3-4 hours? Wait, you know that the builder limit is 2 hours right? https://github.com/singularityhub/singularity-python/blob/master/singularity/build/scripts/singularity-build-latest.sh#L30
There might be a kill signal in there regardless (if you did start when you mentioned, for example it was already gone at 44 minutes) but generally a 3-4 hour build is not something Singularity Hub currnetly supports.
Oh, okay I didn't know the 2 hours limit. I was just aware of the builder specifications provided in the wiki page. That explains. Thank you
Good point, I will add that right away!
Okay added to docs! Actually this is very good news - it means that you can build a base image (I usually use docker but you could do shub do) that does a big chunk of the compiling, and then build the final image on top of that. Do you want to try that?

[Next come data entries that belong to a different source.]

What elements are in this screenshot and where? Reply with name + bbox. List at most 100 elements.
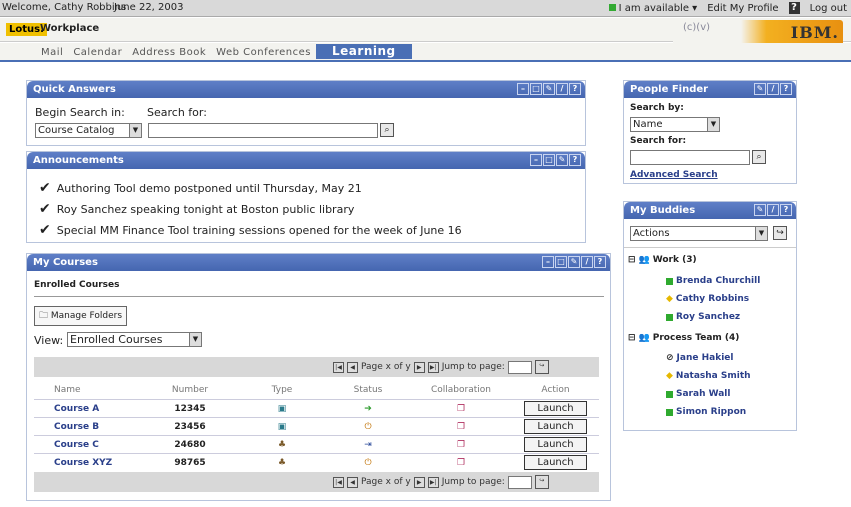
launch-button[interactable]: Launch	[524, 437, 587, 452]
go-arrow-icon[interactable]: ↪	[773, 226, 787, 240]
tab-calendar[interactable]: Calendar	[68, 46, 127, 59]
portlet-title: People Finder ✎ / ?	[624, 81, 796, 98]
edit-profile-link[interactable]: Edit My Profile	[707, 3, 778, 14]
tab-web-conferences[interactable]: Web Conferences	[211, 46, 316, 59]
collaboration-icon[interactable]: ❐	[410, 440, 512, 450]
tab-learning[interactable]: Learning	[316, 44, 412, 59]
portlet-title: My Courses – □ ✎ / ?	[27, 254, 610, 271]
people-search-input[interactable]	[630, 150, 750, 165]
column-header-name[interactable]: Name	[34, 385, 142, 395]
do-not-disturb-icon: ⊘	[666, 353, 674, 363]
search-scope-select[interactable]: Course Catalog ▼	[35, 123, 142, 138]
column-header-number[interactable]: Number	[142, 385, 238, 395]
jump-to-page-input[interactable]	[507, 475, 532, 489]
search-input[interactable]	[148, 123, 378, 138]
launch-button[interactable]: Launch	[524, 455, 587, 470]
launch-button[interactable]: Launch	[524, 419, 587, 434]
ibm-logo: IBM.	[790, 23, 839, 42]
chevron-down-icon: ▼	[707, 118, 719, 131]
minimize-icon[interactable]: –	[542, 256, 554, 268]
customize-icon[interactable]: /	[581, 256, 593, 268]
status-in-progress-icon: ➔	[364, 403, 372, 414]
customize-icon[interactable]: /	[556, 83, 568, 95]
column-header-action[interactable]: Action	[512, 385, 599, 395]
search-for-label: Search for:	[147, 106, 207, 119]
view-select[interactable]: Enrolled Courses ▼	[67, 332, 202, 347]
buddy-group-process-team[interactable]: ⊟ 👥 Process Team (4)	[628, 333, 739, 343]
section-divider	[624, 247, 796, 248]
edit-icon[interactable]: ✎	[543, 83, 555, 95]
last-page-icon[interactable]: ▶|	[427, 476, 439, 488]
customize-icon[interactable]: /	[767, 204, 779, 216]
next-page-icon[interactable]: ▶	[413, 476, 425, 488]
advanced-search-link[interactable]: Advanced Search	[630, 170, 718, 180]
buddy-item[interactable]: ⊘ Jane Hakiel	[666, 353, 733, 363]
help-icon[interactable]: ?	[594, 256, 606, 268]
go-arrow-icon[interactable]: ↪	[534, 360, 549, 374]
available-status-icon	[666, 390, 673, 398]
help-icon[interactable]: ?	[569, 83, 581, 95]
buddy-item[interactable]: Roy Sanchez	[666, 312, 740, 322]
maximize-icon[interactable]: □	[530, 83, 542, 95]
announcement-item[interactable]: ✔ Special MM Finance Tool training sessio…	[39, 222, 462, 238]
my-buddies-title: My Buddies	[630, 205, 696, 216]
brand-row: Lotus. Workplace (c)(v) IBM.	[0, 18, 851, 46]
prev-page-icon[interactable]: ◀	[347, 361, 358, 373]
edit-icon[interactable]: ✎	[754, 204, 766, 216]
minimize-icon[interactable]: –	[530, 154, 542, 166]
maximize-icon[interactable]: □	[543, 154, 555, 166]
first-page-icon[interactable]: |◀	[333, 476, 344, 488]
buddy-item[interactable]: Sarah Wall	[666, 389, 730, 399]
collaboration-icon[interactable]: ❐	[410, 458, 512, 468]
column-header-status[interactable]: Status	[326, 385, 410, 395]
buddy-actions-select[interactable]: Actions ▼	[630, 226, 768, 241]
help-icon[interactable]: ?	[780, 83, 792, 95]
tab-mail[interactable]: Mail	[36, 46, 68, 59]
availability-menu[interactable]: I am available ▾	[608, 3, 697, 14]
course-link[interactable]: Course C	[34, 440, 142, 450]
collapse-icon[interactable]: ⊟	[628, 333, 636, 343]
column-header-type[interactable]: Type	[238, 385, 326, 395]
help-icon[interactable]: ?	[780, 204, 792, 216]
tab-address-book[interactable]: Address Book	[127, 46, 211, 59]
collaboration-icon[interactable]: ❐	[410, 422, 512, 432]
course-link[interactable]: Course XYZ	[34, 458, 142, 468]
next-page-icon[interactable]: ▶	[413, 361, 425, 373]
announcement-item[interactable]: ✔ Roy Sanchez speaking tonight at Boston …	[39, 201, 354, 217]
edit-icon[interactable]: ✎	[556, 154, 568, 166]
buddy-item[interactable]: Brenda Churchill	[666, 276, 760, 286]
manage-folders-button[interactable]: 🗀 Manage Folders	[34, 306, 128, 326]
search-icon[interactable]: ⌕	[380, 123, 394, 137]
collapse-icon[interactable]: ⊟	[628, 255, 636, 265]
jump-to-page-input[interactable]	[507, 360, 532, 374]
logout-link[interactable]: Log out	[810, 3, 847, 14]
course-link[interactable]: Course A	[34, 404, 142, 414]
search-icon[interactable]: ⌕	[752, 150, 766, 164]
collaboration-icon[interactable]: ❐	[410, 404, 512, 414]
maximize-icon[interactable]: □	[555, 256, 567, 268]
edit-icon[interactable]: ✎	[754, 83, 766, 95]
last-page-icon[interactable]: ▶|	[427, 361, 439, 373]
search-by-select[interactable]: Name ▼	[630, 117, 720, 132]
begin-search-label: Begin Search in:	[35, 106, 125, 119]
go-arrow-icon[interactable]: ↪	[534, 475, 549, 489]
available-status-icon	[608, 3, 616, 11]
edit-icon[interactable]: ✎	[568, 256, 580, 268]
buddy-item[interactable]: ◆ Cathy Robbins	[666, 294, 749, 304]
help-icon[interactable]: ?	[569, 154, 581, 166]
launch-button[interactable]: Launch	[524, 401, 587, 416]
buddy-group-work[interactable]: ⊟ 👥 Work (3)	[628, 255, 697, 265]
announcement-item[interactable]: ✔ Authoring Tool demo postponed until Thu…	[39, 180, 362, 196]
help-button[interactable]: ?	[788, 2, 800, 14]
portlet-tools: ✎ / ?	[754, 83, 792, 95]
buddy-item[interactable]: ◆ Natasha Smith	[666, 371, 751, 381]
away-status-icon: ◆	[666, 294, 673, 304]
minimize-icon[interactable]: –	[517, 83, 529, 95]
prev-page-icon[interactable]: ◀	[347, 476, 358, 488]
customize-icon[interactable]: /	[767, 83, 779, 95]
column-header-collaboration[interactable]: Collaboration	[410, 385, 512, 395]
section-divider	[34, 296, 604, 297]
first-page-icon[interactable]: |◀	[333, 361, 344, 373]
course-link[interactable]: Course B	[34, 422, 142, 432]
buddy-item[interactable]: Simon Rippon	[666, 407, 746, 417]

That's a good idea. Main package compilation is the most time consuming part, but compiling third party tools also takes considerable amount of time. I will try that.
Hey @fertinaz are you all set here?
Non response, closing issue. @fertinaz I apologize that this didn't work, and hopefully if/when we update the builders it will resolve.
Link to Container Collection Log, Build, or Collection (in that order)
Collection: https://www.singularity-hub.org/collections/1859
Behavior when Building Locally
It builds successfully on my CentOS-7 workstation which has 4 cores and 16GB memory.
But this is a relatively complex and time consuming build, because it compiles a large CFD package and its dependencies from scratch.
Error on Singularity Hub
It is stuck at "Running" state after 2-3 days.
What do you think is going on?
I've seen similar issues for some large build recipes. Perhaps this is hanging at some point but I don't know where exactly. Can you help me out with that?
Thank you
// Fatih